CROMPTON, Thomas I (c.1558-1609), of London.

Published in The History of Parliament: the House of Commons 1558-1603, ed. P.W. Hasler, 1981
Available from Boydell and Brewer

Family and Education

b. c.1558, 1st s. of William Crompton of Stafford and London by Elizabeth, da. and h. of Thomas Boughton of Mardyke in Hornchurch, Essex. educ. ?Shrewsbury 1567; St. Alban Hall, Oxf. 1577; Merton, BA 1579, MA 1581, BCL, DCL 1589. m. Barbara, da. and h. of one Hudson of Yorkshire, 3s. 3da. suc. fa. 1582. Kntd. 23 July 1603.2

Offices Held

Commr. for debts 1590; adv.-gen. for foreign causes 31 May 1603, for eccles. causes 8 July 1603; judge of Admiralty ct. c.1606; chancellor of diocese of London and vicar-gen. to abp. of Canterbury 1608; master in Chancery 1608.3

Biography

Crompton’s father was a Stafford mercer who moved to London, owning property in both places, of which Crompton’s eventual share was a leasehold estate at Cresswell near Stafford.
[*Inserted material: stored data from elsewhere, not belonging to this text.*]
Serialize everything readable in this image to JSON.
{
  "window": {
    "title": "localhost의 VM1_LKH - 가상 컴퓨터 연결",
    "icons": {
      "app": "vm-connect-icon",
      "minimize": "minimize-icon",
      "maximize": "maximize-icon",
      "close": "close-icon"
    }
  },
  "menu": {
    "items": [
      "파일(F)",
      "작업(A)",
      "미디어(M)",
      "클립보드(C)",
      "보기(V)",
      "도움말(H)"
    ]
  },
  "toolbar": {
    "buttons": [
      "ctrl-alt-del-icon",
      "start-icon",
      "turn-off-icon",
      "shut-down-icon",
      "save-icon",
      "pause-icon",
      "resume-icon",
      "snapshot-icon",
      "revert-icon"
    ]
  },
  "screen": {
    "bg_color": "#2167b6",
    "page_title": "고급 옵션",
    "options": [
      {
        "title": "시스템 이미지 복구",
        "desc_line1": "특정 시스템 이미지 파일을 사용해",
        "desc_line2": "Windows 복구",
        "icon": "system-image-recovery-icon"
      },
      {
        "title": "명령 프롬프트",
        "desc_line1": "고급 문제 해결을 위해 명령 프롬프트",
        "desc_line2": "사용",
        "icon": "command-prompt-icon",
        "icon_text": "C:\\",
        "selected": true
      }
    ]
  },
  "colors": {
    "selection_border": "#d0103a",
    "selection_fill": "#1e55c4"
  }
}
The boy must have shown early signs of promise, for, though the eldest son, he was sent to Oxford instead of being apprenticed to his father’s trade. He obtained his doctorate only after a delay. Having performed the exercises ‘with good commendation’, he was ‘suspected for backwardness in religion’, and in a tumultuous meeting, congregation refused his application for leave to proceed to the degree. On 27 June 1589, convocation agreed to the chancellor’s suggestion that the matter should be referred to men ‘in religion known sound, to the present government loyally affected’. Three days later, Crompton admitted his views, but stated that he was now willing to take the oath of supremacy and to conform to the established church: he was granted the doctorate on 11 July.4

It is not certain that it was this Thomas Crompton who sat in the Parliament of 1589 for the and Earl of Pembroke’s borough of Shaftesbury, but as he was the brother-in-law and contemporary at Oxford of Arthur Massinger, one of the Earl’s servants, he is likely to have been the man. During the next decade, Crompton served as a commissioner in cases between prisoners and their creditors and became an authority on maritime affairs. This brought him to the notice of Sir Robert Cecil who, as chancellor of the duchy of Lancaster, presumably nominated him to Parliament for a duchy borough in 1597. In the course of the session, Crompton served on a committee concerning monopolies on 10 Nov. and on four concerning legal reforms. The following year he accompanied Cecil on a mission to France.5

He also specialized in ecclesiastical law and came to know Richard Bancroft, bishop of London, and later archbishop of Canterbury, for whose help he always felt grateful, and to whom he left a small token in his will, acknowledging that ‘I would have accounted sufficient recompense to have engaged the best part of my estate in his service’. Bancroft, for his part, must have been glad to have the services of an able man at a time when the church was under attack. In 1601 Crompton sat in Parliament for Whitchurch, doubtless through the influence of the ecclesiastical authorities, and in the course of the session dutifully opposed a bill against pluralities in the church on 16 Nov. He seems to have regarded the bill as an exhibition of anti-clerical prejudice and retorted by a counter-attack on the laity, which incensed several Members. He also served on a legal committee on a Nov.6

Crompton was granted arms in 1596 and was knighted shortly before the coronation of James I. He died between making his will 27 Jan. 1609, and its proof, 1 Mar. His brother Anthony was imprisoned for recusancy, and his sister Anne Massinger is stated to have been a Catholic.7

Ref Volumes: 1558-1603

Author: P. W. Hasler

Notes

  • 1. Did not serve for the full duration of the Parliament.
  • 2. Grantees of Arms (Harl. Soc. lxvi), 66; Staffs. Peds. (Harl. Soc. lxiii), 66; PCC 28 Dorset, 31 Tirwhite.
  • 3. APC, xx. 49; CSP Dom. 1603-10, pp. 11, 14; HMC Hatfield, xviii. 167; Haydn’s Book of Dignities, 395, 421-2; PRO Index 16818.
  • 4. Reg. Univ. Oxf. (Oxf. Hist. Soc.), passim.
  • 5. PCC 31 Tirwhite; APC, xx. 49; xxvii. 143; xxviii. 235; xxix. 266; xxx. 644; HMC Hatfield, vii. 477, 522; viii. 16; D’Ewes, 553, 555, 567, 578, 594.
  • 6. PCC 28 Dorset; Neale, Parlts. ii. 406-7; D’Ewes, 622, 639; Townshend, Hist. Colls. 218.
  • 7. PCC 28 Dorset; N. and Q. ccxiii. 256-8.